Кристийна, или Легко ли быть средней сестрой - Тунгал Леэло Феликсовна 6 стр.


Я всё рассказала бабуле: и как я пела, и как стучала, и как придумала красивую мелодию, и как все дяди и тёти развеселились и сразу поняли, что из меня может выйти очень хороший художник и очень хорошая балерина.
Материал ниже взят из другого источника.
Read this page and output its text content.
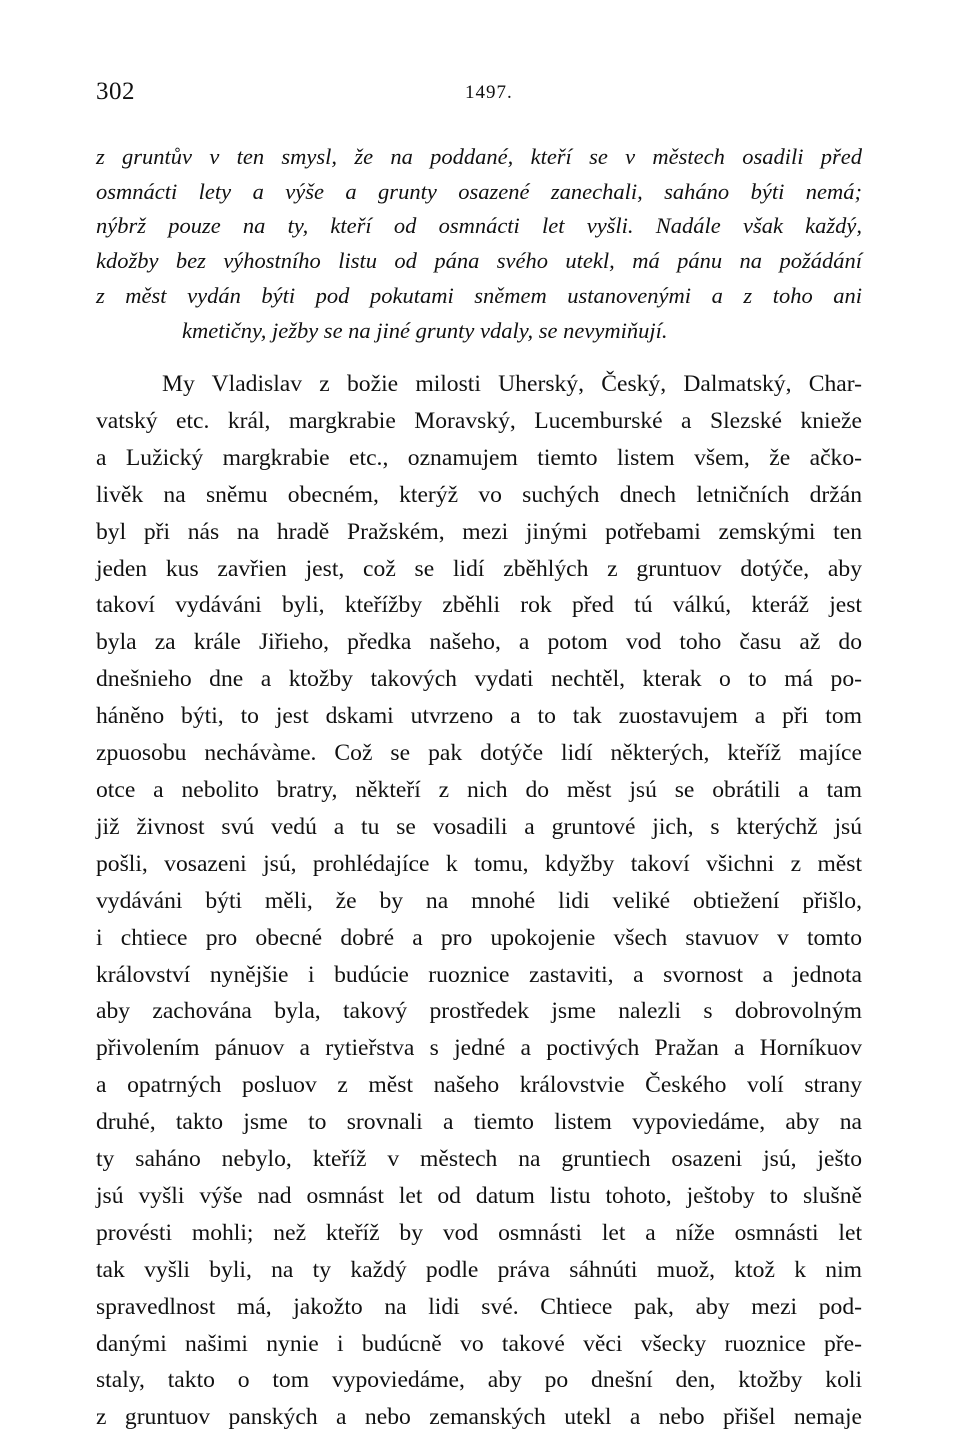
302	1497.
z gruntův v ten smysl, že na poddané, kteří se v městech osadili před
osmnácti lety a výše a grunty osazené zanechali, saháno býti nemá;
nýbrž pouze na ty, kteří od osmnácti let vyšli. Nadále však každý,
kdožby bez výhostního listu od pána svého utekl, má pánu na požádání
z měst vydán býti pod pokutami sněmem ustanovenými a z toho ani
kmetičny, ježby se na jiné grunty vdaly, se nevymiňují.
My Vladislav z božie milosti Uherský, Český, Dalmatský, Char-
vatský etc. král, margkrabie Moravský, Lucemburské a Slezské knieže
a Lužický margkrabie etc., oznamujem tiemto listem všem, že ačko-
livěk na sněmu obecném, kterýž vo suchých dnech letničních držán
byl při nás na hradě Pražském, mezi jinými potřebami zemskými ten
jeden kus zavřien jest, což se lidí zběhlých z gruntuov dotýče, aby
takoví vydáváni byli, kteřížby zběhli rok před tú válkú, kteráž jest
byla za krále Jiřieho, předka našeho, a potom vod toho času až do
dnešnieho dne a ktožby takových vydati nechtěl, kterak o to má po-
háněno býti, to jest dskami utvrzeno a to tak zuostavujem a při tom
zpuosobu nechávàme. Což se pak dotýče lidí některých, kteříž majíce
otce a nebolito bratry, někteří z nich do měst jsú se obrátili a tam
již živnost svú vedú a tu se vosadili a gruntové jich, s kterýchž jsú
pošli, vosazeni jsú, prohlédajíce k tomu, kdyžby takoví všichni z měst
vydáváni býti měli, že by na mnohé lidi veliké obtiežení přišlo,
i chtiece pro obecné dobré a pro upokojenie všech stavuov v tomto
království nynějšie i budúcie ruoznice zastaviti, a svornost a jednota
aby zachována byla, takový prostředek jsme nalezli s dobrovolným
přivolením pánuov a rytieřstva s jedné a poctivých Pražan a Horníkuov
a opatrných posluov z měst našeho královstvie Českého volí strany
druhé, takto jsme to srovnali a tiemto listem vypoviedáme, aby na
ty saháno nebylo, kteříž v městech na gruntiech osazeni jsú, ješto
jsú vyšli výše nad osmnást let od datum listu tohoto, ještoby to slušně
provésti mohli; než kteříž by vod osmnásti let a níže osmnásti let
tak vyšli byli, na ty každý podle práva sáhnúti muož, ktož k nim
spravedlnost má, jakožto na lidi své. Chtiece pak, aby mezi pod-
danými našimi nynie i budúcně vo takové věci všecky ruoznice pře-
staly, takto o tom vypoviedáme, aby po dnešní den, ktožby koli
z gruntuov panských a nebo zemanských utekl a nebo přišel nemaje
Они там неглупые люди, вот только зачем-то стучать заставляли.

У бабули лицо вытянулось:

— В нашем роду все музыкальные! Уж не знаю, в кого ты такая выдалась!

Мне стало жаль бабулю, и я испугалась, что теперь она не купит Деве красный ошейник.

Я утешила бабулю:

— Они сказали, что когда я натренирую слух, то меня, может быть, примут. Какие странные: ведь сейчас им легче было бы носить меня на руках, чем тогда, когда я вырасту. В нашем роду все старушки толстые!

Бабуля вздохнула, но улыбнулась уголком рта. Я поняла, что настало время напомнить об ошейнике.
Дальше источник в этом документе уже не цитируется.